In questa puntata, parliamo del cinema dei Balcani. Lo nomiamo così, per racchiudere la filmografia tradizionale che, in quella parte dell’emisfero, accompagna, da sempre, grandi registi, anche di nicchia, sconosciuti ai più, ma autori di capolavori assoluti. Riflettere sulla cultura balcanica non è mai facile. Il grottesco la fa da padrone, ma anche sfumature, ovviamente, della tradizione rom e bulgara. Molte pellicole si rifanno alla guerra dei Balcani, con affreschi di personaggi malinconici, incastonati in scenografie volutamente disarcionate, approssimative, decadenti, che dipingono l’uomo e le sue angosce, ma sempre con sprazzi di ironia e sorrisi accennati. Miroslav Terzic o Iris Elezi, di cui l’opera prima “The World”, suggestivo racconto di un posto senza tempo, il Caffè Bota, dove tutto sembra essersi fermato e dove i personaggi sono colti nel loro disperato tentativo di fuggire. Icone di questo filone cinematografico sono, ovviamente, Emir Kusturica e Radu Mihaileanu. Kusturica ha interpretato al meglio quello che è il significato della sua terra, non soffermandosi sulla miseria della guerra, che pure lo ha influenzato in alcuni film, ma anche capace di dare vita a “Gatto nero, gatto bianco” capolavoro assoluto del cinema, passatemi il termine, zingaresco. Un turbinio di personaggi che sono maschere di vita reale. Dal capo rom con i denti d’oro, che gira in una carrozzella a motore e che vede e rivede una sola scena di “Casablanca”, quella finale e la ripete fino all’ossessione, ridendo compiaciuto. Lo scenario è la campagna bulgara, dove si intrecciano storie, interrotte, all’improvviso, da fotogrammi che si incastonano perfettamente nel racconto. Almeno due scene cult (e ci manteniamo bassi). Lo sbarco, del ras della zona, su una Rolls Royce da una chiatta e in cui ascolta musica a tutto volume, sniffando cocaina da un crocifisso concavo, compiaciuto dalle sue accompagnatrici che cantano il ritornello della canzone “Pit Bull”. Assurda anche la sequenza del matrimonio organizzato in una baracca, con la pletora di invitati che portano regali di risulta. Matrimonio, inutile dirlo, sui generis, con la sposa incatenata alla sedia con le caviglie.

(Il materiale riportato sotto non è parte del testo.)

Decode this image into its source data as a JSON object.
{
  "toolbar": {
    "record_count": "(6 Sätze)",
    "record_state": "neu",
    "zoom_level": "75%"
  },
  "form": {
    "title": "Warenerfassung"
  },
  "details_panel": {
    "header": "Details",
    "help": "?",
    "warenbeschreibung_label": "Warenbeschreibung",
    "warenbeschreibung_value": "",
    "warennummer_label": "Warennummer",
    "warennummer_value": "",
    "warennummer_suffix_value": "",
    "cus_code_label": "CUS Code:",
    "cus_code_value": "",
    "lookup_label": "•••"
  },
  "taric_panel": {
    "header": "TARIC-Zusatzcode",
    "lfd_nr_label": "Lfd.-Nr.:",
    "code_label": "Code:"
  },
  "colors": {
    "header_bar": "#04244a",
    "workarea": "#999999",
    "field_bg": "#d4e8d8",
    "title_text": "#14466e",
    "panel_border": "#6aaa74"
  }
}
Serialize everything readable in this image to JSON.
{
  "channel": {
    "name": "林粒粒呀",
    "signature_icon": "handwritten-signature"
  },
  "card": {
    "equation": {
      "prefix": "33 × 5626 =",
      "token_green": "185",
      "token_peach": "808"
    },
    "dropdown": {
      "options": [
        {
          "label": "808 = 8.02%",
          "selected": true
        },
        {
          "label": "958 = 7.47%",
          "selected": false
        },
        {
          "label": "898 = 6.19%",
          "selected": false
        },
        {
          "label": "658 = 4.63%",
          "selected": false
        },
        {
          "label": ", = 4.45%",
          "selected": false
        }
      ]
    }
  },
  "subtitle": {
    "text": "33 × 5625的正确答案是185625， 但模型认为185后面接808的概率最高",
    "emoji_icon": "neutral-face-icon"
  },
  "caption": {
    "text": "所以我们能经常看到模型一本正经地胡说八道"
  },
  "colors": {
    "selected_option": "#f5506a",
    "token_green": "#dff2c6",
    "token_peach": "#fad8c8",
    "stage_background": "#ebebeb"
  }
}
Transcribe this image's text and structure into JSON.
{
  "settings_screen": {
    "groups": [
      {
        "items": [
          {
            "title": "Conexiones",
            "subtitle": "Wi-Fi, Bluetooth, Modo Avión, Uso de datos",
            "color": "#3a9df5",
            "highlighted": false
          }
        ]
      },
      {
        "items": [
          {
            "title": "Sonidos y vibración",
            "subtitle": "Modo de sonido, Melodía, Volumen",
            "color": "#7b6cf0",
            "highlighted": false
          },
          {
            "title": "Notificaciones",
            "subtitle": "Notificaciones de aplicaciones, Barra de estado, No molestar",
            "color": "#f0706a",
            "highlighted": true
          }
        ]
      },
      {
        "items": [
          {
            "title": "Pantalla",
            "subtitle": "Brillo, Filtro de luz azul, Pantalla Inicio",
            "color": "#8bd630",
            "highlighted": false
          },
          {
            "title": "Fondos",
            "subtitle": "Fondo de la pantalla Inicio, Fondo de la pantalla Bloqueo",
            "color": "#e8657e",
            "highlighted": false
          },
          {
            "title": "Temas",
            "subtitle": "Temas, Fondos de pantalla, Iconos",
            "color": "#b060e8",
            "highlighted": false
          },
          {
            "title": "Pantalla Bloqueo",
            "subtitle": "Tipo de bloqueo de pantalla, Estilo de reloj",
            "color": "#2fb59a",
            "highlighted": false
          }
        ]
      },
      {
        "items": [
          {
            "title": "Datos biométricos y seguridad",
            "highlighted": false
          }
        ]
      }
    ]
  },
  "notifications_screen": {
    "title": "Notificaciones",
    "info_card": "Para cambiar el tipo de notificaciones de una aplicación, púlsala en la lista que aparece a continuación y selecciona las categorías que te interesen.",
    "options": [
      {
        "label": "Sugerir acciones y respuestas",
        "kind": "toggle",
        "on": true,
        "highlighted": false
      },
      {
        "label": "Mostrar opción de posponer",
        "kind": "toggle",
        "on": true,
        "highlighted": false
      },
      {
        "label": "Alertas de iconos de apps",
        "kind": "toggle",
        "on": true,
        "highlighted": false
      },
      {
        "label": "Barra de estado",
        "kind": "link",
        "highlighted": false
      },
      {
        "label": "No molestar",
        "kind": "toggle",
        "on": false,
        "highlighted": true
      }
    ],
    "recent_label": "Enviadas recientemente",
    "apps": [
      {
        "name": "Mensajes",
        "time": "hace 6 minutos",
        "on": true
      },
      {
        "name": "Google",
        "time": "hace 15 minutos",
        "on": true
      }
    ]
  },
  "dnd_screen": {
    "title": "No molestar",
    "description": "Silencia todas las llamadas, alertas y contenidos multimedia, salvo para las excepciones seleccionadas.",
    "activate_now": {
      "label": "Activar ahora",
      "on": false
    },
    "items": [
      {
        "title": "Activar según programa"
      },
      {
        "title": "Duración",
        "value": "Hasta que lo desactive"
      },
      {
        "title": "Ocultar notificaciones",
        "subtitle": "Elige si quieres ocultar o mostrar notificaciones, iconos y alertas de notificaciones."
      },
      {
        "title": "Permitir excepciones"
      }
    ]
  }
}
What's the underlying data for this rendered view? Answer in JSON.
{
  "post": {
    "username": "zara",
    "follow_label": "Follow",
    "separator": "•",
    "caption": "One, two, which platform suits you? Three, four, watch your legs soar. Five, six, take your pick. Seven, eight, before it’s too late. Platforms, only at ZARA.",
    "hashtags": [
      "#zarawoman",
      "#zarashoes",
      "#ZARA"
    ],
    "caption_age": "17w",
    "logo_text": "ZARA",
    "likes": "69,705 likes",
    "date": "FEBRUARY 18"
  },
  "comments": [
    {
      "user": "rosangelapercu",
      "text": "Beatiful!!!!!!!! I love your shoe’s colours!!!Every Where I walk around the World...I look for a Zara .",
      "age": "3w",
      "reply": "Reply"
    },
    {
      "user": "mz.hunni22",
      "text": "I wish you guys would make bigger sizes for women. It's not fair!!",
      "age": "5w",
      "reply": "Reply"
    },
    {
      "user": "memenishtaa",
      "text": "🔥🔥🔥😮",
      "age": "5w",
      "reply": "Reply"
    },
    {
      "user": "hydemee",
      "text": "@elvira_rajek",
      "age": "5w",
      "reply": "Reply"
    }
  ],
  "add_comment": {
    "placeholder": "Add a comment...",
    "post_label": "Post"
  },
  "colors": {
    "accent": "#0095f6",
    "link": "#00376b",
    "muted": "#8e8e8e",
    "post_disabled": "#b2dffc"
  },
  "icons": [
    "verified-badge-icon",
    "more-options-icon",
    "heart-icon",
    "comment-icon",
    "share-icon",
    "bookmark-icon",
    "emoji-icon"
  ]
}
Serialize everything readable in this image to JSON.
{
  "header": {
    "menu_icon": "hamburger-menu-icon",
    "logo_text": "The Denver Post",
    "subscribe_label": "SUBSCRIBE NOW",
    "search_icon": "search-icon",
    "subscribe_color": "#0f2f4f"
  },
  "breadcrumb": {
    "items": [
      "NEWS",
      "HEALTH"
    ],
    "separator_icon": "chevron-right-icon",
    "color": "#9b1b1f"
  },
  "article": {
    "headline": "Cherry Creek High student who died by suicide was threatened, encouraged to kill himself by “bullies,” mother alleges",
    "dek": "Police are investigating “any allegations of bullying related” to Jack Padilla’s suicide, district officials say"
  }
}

Radu Mihaileanu si spinge oltre. Autore di due pellicole devastanti per bellezza e simbologia. “Train de vie”, con questo gruppo di ebrei che costruisce un treno per sfuggire ai nazisti, facendo provviste, realizzando abiti del Reich per simulare una deportazione. Di una comicità delicata, con la scena finale che ti lascia senza fiato. Da vedere assolutamente. L’altro, “La polveriera”, è uno spaccato di vita, che sembra fatto ad episodi. Episodi che trovano la sublimazione finale, in cui si intrecciano in maniera naturale, con passati e presenti che dipanano la storia. Una precisione mirabile, personaggi incredibili. Ultima nota per “Il concerto”, film bellissimo, dove un’orchestra di improbabili musicisti, riesce a spacciarsi per la storica compagnia del Bolshoi, riuscendo a coinvolgere una grande violinista che, accortasi dell’inganno, invece di ritirarsi e smascherare tutto, riesce a produrre un assolo di Tchaikovsky che ti strappa le lacrime. Io non mi sono trattenuto, e non lo farete nemmeno voi. Alla prossima gente.